‘Latinx’: Unpopular Word among Hispanics


Latino leaders and immigration reform supporters gather at the University of Colorado to launch “My Country, My Vote,” a 12-month voter registration campaign to mobilize Colorado’s Latino, immigrant and allied voters, October 28, 2015. (Evan Semon/Reuters)

A new Politico poll shows that just 2 percent of Latinos refer to themselves as “Latinx,” the gender-neutral replacement for “Latino/Latina” that has taken root in many elite progressive circles over the course of the past few years. By contrast, 68 percent use “Hispanic,” and 21 percent use the gendered “Latino/Latina” to describe their ethnic identity. 

This is not the first poll to show that “Latinx” is remarkably unpopular with actual Hispanics. A November 2019 poll from the progressive ThinkNow Research showed just 2 percent of the demographic preferred the term. An August 2020 Pew poll showed that number hovering around 3 percent. The most favorable sample size in an August 2021 Gallup survey topped out at a whopping 5 percent. 
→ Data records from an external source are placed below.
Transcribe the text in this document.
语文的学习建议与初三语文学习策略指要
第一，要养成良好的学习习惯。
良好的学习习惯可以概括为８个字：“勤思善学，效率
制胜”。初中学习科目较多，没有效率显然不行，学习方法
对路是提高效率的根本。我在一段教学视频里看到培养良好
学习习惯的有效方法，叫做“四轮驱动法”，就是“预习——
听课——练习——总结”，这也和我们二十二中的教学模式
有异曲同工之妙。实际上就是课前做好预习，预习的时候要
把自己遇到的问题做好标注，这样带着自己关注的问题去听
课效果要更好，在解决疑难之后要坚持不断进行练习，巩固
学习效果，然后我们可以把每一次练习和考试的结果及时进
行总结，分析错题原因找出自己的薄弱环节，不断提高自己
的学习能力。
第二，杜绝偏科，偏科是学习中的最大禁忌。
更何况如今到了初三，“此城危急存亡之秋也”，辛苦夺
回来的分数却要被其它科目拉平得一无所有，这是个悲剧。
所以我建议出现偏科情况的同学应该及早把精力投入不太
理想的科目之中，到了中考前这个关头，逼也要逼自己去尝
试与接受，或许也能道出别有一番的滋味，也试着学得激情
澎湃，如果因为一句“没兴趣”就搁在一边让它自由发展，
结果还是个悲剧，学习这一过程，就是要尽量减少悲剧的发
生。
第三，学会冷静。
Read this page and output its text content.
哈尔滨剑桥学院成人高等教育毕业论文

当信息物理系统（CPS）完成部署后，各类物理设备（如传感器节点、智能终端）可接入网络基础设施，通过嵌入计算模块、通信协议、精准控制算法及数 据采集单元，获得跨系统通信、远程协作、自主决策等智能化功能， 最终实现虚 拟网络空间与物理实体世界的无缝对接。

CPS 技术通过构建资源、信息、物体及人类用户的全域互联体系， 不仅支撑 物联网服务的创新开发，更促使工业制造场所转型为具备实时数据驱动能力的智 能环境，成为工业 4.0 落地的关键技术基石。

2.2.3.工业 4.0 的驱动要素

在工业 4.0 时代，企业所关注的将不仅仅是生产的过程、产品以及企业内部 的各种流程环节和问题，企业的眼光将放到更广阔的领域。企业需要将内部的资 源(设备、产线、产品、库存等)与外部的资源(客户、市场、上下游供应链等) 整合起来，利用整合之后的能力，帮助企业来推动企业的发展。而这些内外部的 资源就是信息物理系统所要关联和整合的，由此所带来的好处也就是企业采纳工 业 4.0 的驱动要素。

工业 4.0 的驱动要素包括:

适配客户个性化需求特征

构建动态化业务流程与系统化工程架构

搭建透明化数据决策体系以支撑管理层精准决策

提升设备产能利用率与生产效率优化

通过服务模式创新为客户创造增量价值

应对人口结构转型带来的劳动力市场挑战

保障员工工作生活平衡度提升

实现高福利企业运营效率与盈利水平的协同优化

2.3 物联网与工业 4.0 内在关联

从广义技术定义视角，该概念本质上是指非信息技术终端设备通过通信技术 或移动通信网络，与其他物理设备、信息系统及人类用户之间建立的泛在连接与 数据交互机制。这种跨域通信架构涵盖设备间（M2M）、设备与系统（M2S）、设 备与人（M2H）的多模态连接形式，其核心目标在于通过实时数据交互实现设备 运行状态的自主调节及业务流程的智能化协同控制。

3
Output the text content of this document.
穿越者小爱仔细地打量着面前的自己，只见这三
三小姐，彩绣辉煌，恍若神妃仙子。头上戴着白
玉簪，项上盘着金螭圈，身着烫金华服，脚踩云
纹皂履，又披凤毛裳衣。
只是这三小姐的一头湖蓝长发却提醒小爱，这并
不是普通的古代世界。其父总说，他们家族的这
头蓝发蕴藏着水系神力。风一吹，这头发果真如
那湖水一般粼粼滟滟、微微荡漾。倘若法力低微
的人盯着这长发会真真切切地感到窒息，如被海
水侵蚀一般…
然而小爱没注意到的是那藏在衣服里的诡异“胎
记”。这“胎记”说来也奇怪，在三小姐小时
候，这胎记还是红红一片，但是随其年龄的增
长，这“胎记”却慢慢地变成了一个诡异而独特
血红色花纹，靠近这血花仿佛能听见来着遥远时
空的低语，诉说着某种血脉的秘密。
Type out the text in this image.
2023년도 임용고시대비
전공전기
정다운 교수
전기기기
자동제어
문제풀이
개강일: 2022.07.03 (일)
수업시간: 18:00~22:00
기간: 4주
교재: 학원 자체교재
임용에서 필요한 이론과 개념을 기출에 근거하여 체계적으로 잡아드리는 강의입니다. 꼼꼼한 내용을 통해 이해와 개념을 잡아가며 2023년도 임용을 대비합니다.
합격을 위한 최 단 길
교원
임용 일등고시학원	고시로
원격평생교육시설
None of that has stopped progressive tastemakers and Democratic politicians from embracing the term, however. On the campaign trail, Elizabeth Warren declared that “when I become president, Latinx families will have a champion in the White House.” In a discussion of racial disparities in coronavirus death rates, Anthony Fauci expressed hope that the coronavirus pandemic could be “an enduring lesson for the Latinx community.” Joe Biden himself was widely mocked back in June, for musing that “it’s awful hard, as well, to get Latinx vaccinated as well. Why? They’re worried that they’ll be vaccinated and deported.” As Joseph Laughon wrote in National Review back in September, “Latinx” is a distinctly elite phenomenon: 

The question of how to describe Spanish-language speakers in America has been a thorny one since Nixon’s time, usually ranging between terms including “Hispanic” and “Latino,” though most prefer to refer to their actual national origin rather than the pan-ethnic term “Latino.” By the late 1990s, Latino progressives were batting around the terms “Latino/a” and “[email protected]” in an attempt to move away what they saw as patriarchal or “heteronormative” terms. Predictably, these neologisms went nowhere; however, by 2004 the term “Latinx” started to become more popular among American and Puerto Rican progressives seeking to “challenge the gender binaries encoded in the Spanish language.”

As Politico notes in its write-up of the poll, this points to “a fault line in the party between moderate traditionalists and the more activist progressive base.” As the term pervades the language of the elite Left, it has “drawn pushback from those opposed to its usage as an alternative that doesn’t follow the gender binary in the Spanish language.” The kicker in the Politico survey is that pollsters went beyond just asking if Hispanic respondents preferred “Latinx,” proceeding to ask how many found it actively offensive. A full 40 percent of respondents found the term at least somewhat offensive.

Worse still for Democrats, 30 percent of Latinos told Politico that the “would be less likely to support a politician or organization that uses the term.” And interestingly enough, young Hispanics — a group one would generally presume to be more progressive — are not more liberal on this question than their older counterparts. Forty-one percent of Latino respondents in the 18–29 age group said they were bothered or offended either “a lot,” “somewhat,” or a “little” by the term, and 30 percent said they would be less likely to support politician or political organization that uses the word.

Joaquin Blaya, one of the founders of the Spanish-language Univision and a registered Democrat, seems to have more self-awareness than many others in her coalition. “Democrats are helping Republicans make them look out of touch,” she told Politico. “We built a network around our Spanish language and we have a shared culture around it. Why are we trying to change this? It’s offensive to a lot of people.”